Figure 3.

(a) Transitory starch breakdown requires the action of dikinases, phosphatases, and amylases. Glucan, water dikinase (GWD) transfers the β-phosphate of ATP to the C6 position of glucose moieties within the starch lamellae. Phosphoglucan, water dikinase (PWD) then phosphorylates the C3 position of glucose residues. Phosphorylation leads to the disruption of the helices and solubilization of the starch surface, giving β-amylases (βAM) access to degrade the linear chains. SEX4 and LSF2 then remove the C6- and C3-bound phosphate. Dephosphorylation permits β-amylases to continue to degrade the linear chains. Isoamylase (ISA) is required for debranching within the amorphous layer. The cycle resets at the next layer of the starch granule. Red circles represent phosphates. Black dashes and lines represent maltose and glucose. (b) LSF2 is comprised of a chloroplast-targeting peptide (cTP), DSP domain and carboxy-terminal motif (CT), but lacks a CBM. (c) The crystal structure of LSF2 bound to maltohexaose and phosphate (PDB: 4KYR).

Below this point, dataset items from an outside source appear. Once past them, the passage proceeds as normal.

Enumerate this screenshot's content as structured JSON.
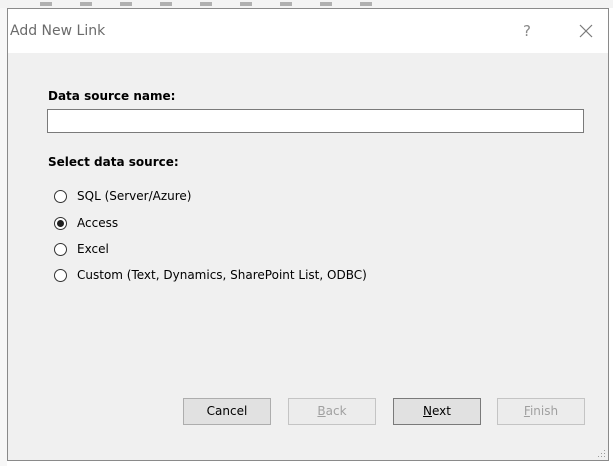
{
  "dialog": {
    "title": "Add New Link",
    "help_glyph": "?",
    "close_icon": "close-icon"
  },
  "form": {
    "name_label": "Data source name:",
    "name_value": "",
    "source_label": "Select data source:",
    "options": [
      {
        "label": "SQL (Server/Azure)",
        "checked": false
      },
      {
        "label": "Access",
        "checked": true
      },
      {
        "label": "Excel",
        "checked": false
      },
      {
        "label": "Custom (Text, Dynamics, SharePoint List, ODBC)",
        "checked": false
      }
    ]
  },
  "buttons": {
    "cancel": {
      "label": "Cancel",
      "enabled": true
    },
    "back": {
      "mnemonic": "B",
      "rest": "ack",
      "enabled": false
    },
    "next": {
      "mnemonic": "N",
      "rest": "ext",
      "enabled": true
    },
    "finish": {
      "mnemonic": "F",
      "rest": "inish",
      "enabled": false
    }
  },
  "colors": {
    "dialog_bg": "#f0f0f0",
    "titlebar_bg": "#ffffff",
    "border": "#8a8a8a"
  }
}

In addition to phosphate, a single maltohexaose molecule was found at the active site (shown in green). Maltohexaose molecules were also found at two surface binding sites (SBSs) distant from the LSF2 active site. (d) Ligplot+ generated representations of protein-glucan interactions at the LSF2 active site. Glucose moieties are numbered from the non-reducing end to the reducing end. The glucan chain interacts with key residues of the DSP domain with the recognition domain, variable loop (V-loop), D-loop, catalytic triad and R-motif all providing important contacts.